Farel langsung berlari ke luar rumah, tiba-tiba saja Adin menahan pergelangan tangan Farel.
“Kak Farel mau kemana?”
“Ke rumah Teh Adys.”
“Ngapain?”
Farel menghembuskan napasnya. “Ngapain maneh tanya? Ini semua gara-gara maneh yang udah lancang buka-buka handphone aing ya, Din!”
“Lho, kan niat Adin baik, biar Kak Adys nggak khawatir sama keberadaan Kak Farel.”
“Maneh malah bikin aing sama Teh Adys ribut, Din!”
Farel langsung pergi meninggalkan Adin dan menaiki motornya.
Adin hanya tersenyum sembari melihat kepergian Farel.
Farel melajukan motornya dengan kecepatan sedang, sugesti tentang Adin yang nantinya tidak akan mau bertemu dengannya tidak bisa hilang dari pikriannya.
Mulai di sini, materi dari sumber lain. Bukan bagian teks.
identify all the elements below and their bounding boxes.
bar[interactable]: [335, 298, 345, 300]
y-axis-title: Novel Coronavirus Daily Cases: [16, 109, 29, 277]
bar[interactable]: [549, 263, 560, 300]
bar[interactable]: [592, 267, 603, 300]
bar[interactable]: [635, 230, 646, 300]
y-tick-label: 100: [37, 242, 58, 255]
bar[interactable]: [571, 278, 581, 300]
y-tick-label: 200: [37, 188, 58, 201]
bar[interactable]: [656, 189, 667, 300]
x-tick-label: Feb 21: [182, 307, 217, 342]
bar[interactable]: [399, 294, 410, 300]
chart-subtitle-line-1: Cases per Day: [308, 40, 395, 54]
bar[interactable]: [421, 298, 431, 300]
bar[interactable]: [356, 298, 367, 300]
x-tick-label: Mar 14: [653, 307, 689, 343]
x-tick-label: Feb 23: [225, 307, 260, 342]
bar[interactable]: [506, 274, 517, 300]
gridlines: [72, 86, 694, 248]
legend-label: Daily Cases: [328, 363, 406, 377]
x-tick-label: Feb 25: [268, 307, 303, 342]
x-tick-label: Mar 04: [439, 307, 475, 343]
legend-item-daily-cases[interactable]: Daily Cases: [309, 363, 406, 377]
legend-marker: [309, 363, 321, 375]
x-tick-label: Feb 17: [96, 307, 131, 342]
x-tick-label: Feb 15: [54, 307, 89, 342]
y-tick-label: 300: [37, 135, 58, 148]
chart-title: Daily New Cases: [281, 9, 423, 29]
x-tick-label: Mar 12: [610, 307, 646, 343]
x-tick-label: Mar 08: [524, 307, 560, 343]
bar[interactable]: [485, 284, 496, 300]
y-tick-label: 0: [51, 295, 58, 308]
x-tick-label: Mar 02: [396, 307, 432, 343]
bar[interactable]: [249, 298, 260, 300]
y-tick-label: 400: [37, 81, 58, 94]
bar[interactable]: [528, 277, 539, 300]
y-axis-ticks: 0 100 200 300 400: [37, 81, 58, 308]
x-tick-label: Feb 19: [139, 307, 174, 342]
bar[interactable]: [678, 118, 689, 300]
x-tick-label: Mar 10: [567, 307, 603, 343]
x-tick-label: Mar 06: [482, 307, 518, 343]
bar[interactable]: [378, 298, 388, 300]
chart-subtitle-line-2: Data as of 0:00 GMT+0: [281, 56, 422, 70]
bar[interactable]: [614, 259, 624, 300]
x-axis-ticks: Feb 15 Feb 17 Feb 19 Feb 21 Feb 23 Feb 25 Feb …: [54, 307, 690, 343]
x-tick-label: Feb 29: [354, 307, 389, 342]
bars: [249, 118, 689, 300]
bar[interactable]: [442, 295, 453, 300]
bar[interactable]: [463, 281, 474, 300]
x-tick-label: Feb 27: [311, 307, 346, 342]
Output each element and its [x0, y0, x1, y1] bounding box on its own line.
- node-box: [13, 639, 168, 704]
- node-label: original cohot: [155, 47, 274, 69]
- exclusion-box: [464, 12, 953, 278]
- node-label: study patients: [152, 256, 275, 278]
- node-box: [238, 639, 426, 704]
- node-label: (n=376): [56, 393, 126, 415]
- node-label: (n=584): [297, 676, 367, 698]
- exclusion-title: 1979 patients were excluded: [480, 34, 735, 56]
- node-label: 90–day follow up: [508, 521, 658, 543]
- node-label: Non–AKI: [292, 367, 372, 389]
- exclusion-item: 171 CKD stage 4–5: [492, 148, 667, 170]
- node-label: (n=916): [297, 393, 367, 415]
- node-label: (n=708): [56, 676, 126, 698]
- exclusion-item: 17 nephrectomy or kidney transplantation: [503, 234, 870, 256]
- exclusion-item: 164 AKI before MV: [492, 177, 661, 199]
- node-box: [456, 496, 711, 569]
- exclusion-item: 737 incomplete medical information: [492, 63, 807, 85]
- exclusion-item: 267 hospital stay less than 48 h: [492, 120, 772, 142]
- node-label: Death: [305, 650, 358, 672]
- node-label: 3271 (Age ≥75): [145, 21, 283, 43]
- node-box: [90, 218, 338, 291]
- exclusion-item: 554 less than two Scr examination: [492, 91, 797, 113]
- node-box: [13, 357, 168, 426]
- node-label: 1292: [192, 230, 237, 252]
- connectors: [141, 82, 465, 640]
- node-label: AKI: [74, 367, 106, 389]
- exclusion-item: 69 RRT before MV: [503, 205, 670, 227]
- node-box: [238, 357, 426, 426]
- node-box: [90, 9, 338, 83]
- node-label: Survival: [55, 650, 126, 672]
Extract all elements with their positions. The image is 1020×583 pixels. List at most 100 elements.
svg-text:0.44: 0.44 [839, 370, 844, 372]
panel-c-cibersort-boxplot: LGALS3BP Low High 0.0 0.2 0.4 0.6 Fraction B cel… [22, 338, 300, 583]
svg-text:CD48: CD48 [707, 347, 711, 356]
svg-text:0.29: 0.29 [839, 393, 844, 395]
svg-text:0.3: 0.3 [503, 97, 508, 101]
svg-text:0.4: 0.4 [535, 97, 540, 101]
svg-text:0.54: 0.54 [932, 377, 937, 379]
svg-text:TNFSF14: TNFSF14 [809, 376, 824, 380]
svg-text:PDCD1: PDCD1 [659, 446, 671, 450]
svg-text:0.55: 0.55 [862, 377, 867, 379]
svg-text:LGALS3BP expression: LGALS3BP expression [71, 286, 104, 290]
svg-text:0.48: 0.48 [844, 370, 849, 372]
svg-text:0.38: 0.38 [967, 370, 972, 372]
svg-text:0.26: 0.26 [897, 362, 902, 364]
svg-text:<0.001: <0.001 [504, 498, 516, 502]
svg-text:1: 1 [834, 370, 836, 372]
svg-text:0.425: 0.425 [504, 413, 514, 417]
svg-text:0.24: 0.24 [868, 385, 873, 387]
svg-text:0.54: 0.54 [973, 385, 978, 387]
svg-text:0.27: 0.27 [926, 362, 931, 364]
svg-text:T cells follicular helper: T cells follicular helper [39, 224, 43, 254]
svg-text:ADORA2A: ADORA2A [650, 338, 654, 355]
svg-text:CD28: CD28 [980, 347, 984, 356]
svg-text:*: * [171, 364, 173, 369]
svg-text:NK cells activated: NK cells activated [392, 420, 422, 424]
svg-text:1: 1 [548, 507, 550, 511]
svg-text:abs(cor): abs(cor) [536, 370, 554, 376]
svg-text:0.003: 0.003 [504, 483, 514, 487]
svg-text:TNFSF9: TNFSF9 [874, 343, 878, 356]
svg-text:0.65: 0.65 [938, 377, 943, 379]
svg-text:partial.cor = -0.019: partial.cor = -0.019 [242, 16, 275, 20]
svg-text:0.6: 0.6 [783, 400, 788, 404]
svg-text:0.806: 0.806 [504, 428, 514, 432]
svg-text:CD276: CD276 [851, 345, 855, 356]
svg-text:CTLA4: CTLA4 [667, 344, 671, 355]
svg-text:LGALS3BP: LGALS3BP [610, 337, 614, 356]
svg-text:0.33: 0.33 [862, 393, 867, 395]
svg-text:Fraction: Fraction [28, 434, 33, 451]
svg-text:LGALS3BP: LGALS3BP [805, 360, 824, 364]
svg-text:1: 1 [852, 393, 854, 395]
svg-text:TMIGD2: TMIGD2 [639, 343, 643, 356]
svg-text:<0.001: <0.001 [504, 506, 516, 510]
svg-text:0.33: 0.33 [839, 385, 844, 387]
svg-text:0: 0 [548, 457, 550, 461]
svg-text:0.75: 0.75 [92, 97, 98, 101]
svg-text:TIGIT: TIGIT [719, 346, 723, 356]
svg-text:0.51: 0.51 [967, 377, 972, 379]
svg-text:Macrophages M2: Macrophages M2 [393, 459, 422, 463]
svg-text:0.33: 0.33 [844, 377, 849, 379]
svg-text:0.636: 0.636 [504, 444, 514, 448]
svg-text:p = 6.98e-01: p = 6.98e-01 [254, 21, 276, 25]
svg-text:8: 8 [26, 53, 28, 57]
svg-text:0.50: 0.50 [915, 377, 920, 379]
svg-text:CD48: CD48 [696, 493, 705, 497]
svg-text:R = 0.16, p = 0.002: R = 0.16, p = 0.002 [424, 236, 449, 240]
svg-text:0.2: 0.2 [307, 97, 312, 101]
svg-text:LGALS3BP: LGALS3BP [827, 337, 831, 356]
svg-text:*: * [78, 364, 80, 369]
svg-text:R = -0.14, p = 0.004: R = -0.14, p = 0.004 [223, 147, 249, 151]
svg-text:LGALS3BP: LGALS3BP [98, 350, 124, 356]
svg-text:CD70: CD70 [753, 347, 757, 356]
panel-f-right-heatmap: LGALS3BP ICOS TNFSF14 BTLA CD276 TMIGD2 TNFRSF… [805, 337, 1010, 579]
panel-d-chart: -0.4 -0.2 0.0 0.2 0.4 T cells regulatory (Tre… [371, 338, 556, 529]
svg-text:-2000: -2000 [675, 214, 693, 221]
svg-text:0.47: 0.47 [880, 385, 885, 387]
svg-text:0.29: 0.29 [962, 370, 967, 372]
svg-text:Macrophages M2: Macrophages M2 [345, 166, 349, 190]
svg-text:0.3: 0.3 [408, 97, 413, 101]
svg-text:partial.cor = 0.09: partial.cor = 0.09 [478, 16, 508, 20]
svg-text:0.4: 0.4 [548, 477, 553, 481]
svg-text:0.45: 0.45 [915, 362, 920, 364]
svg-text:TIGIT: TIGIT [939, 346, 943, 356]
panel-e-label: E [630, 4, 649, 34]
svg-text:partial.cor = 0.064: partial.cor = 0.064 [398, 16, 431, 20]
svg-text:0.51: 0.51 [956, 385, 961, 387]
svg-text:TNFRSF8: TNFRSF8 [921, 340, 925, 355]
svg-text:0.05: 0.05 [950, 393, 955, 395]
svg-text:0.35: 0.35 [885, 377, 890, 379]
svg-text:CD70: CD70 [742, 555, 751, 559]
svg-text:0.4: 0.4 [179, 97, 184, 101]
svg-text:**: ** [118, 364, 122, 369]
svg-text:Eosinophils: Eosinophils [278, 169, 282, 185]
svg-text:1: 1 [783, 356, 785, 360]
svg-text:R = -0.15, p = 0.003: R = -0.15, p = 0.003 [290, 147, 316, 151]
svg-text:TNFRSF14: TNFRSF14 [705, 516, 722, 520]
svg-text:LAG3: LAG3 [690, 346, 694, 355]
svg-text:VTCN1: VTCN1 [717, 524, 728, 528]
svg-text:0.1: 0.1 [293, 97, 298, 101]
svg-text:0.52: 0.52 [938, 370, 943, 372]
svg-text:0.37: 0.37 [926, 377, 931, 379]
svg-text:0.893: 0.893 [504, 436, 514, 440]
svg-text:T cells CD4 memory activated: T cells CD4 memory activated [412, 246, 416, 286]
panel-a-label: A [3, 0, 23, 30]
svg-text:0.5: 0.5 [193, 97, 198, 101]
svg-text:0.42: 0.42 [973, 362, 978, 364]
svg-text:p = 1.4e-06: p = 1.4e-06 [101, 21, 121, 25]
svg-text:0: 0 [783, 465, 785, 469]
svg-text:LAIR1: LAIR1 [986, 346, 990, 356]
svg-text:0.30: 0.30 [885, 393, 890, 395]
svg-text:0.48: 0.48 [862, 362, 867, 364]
Farel sedikit berteriak ketika melihat mobil yang menghalanginya yang mengakibatkan ia terjebak di lampu merah.
Setelah beberapa menit, ia telah sampai di depan rumah Adys. Farel langsung menghubungi Haris kalau dirinya sudah berada di bawah.
“Masukin aja motornya, Rel. Bunda sama Ayah masih di luar.”
“Nggak usah, disini aja.”
“Yaudah sok, masuk.”
“Nuhun.“
Kini Farel sudah duduk di ruang tamu milik keluarga Adys dan Haris.
“Aing panggilin teteh dulu ya, maneh tunggu sini dulu.”
Lima menit ia menunggu, akhirnya Adys turun dari kamarnya dan langsung terkejut melihat Farel yang sudah terduduk di ruang tamunya. Farel juga sama terkejutmya melihat Adys yang mau menemuinya.
“Sialan si Haris, aing dibohongin,” batin Adys.
Sebelumnya, Haris mengetuk pintu kanar Adys dan bilang kalau di bawah sudah ada Keya dan Bintang yang ingin mengembalikan buku yang sempat tertinggal pada saat mereka belajar bersama. Jadilah Adys mau membukakan pintu kamarnya dan pergi ke bawah. Tapi ternyata yang datang bukan Keya atau Bintang, melainkan Farel. Orang yang sedang ia hindari.
“Ngapain kesini?” tanya Adys.
“Teh, dengerin Farel ya. Biar Farel jelasin.”
“Apa yang mau dijelasin sih?”
“Masalah Adin yang ke rumah dan kenapa Farel bisa jemput Adin.”
Sebenarnya Adys sudah malas, namun melihat usaha Farel yang sudah datang ke rumahnya malam-malam membuat ia merasa iba. “Yaudah, jelasin.”
“Tadi sore tuh si Adin chat Farel bilang kalo dia masih di sekolah, itu udah sore banget teh. Karena Tante Ola juga udah nitipin Adin ke Farel, ya mau nggak mau Farel jemput Adin. Kalo misalkan teteh yang ada di posisi Adin tadi sore, Farel juga pasti bakalan ngelakuin hal yang sama kok, teh.”
“Terus ternyata Tante Ola juga ada di rumah, jadinya Adin ikut pulang ke rumah. Untuk masalah Adin yang balesin chat Farel, itu Farel bener-bener nggak tau teh. Farel cuma ninggalin handphone Farel di meja deket telepon, abis itu Farel tinggal buat mandi ke atas.”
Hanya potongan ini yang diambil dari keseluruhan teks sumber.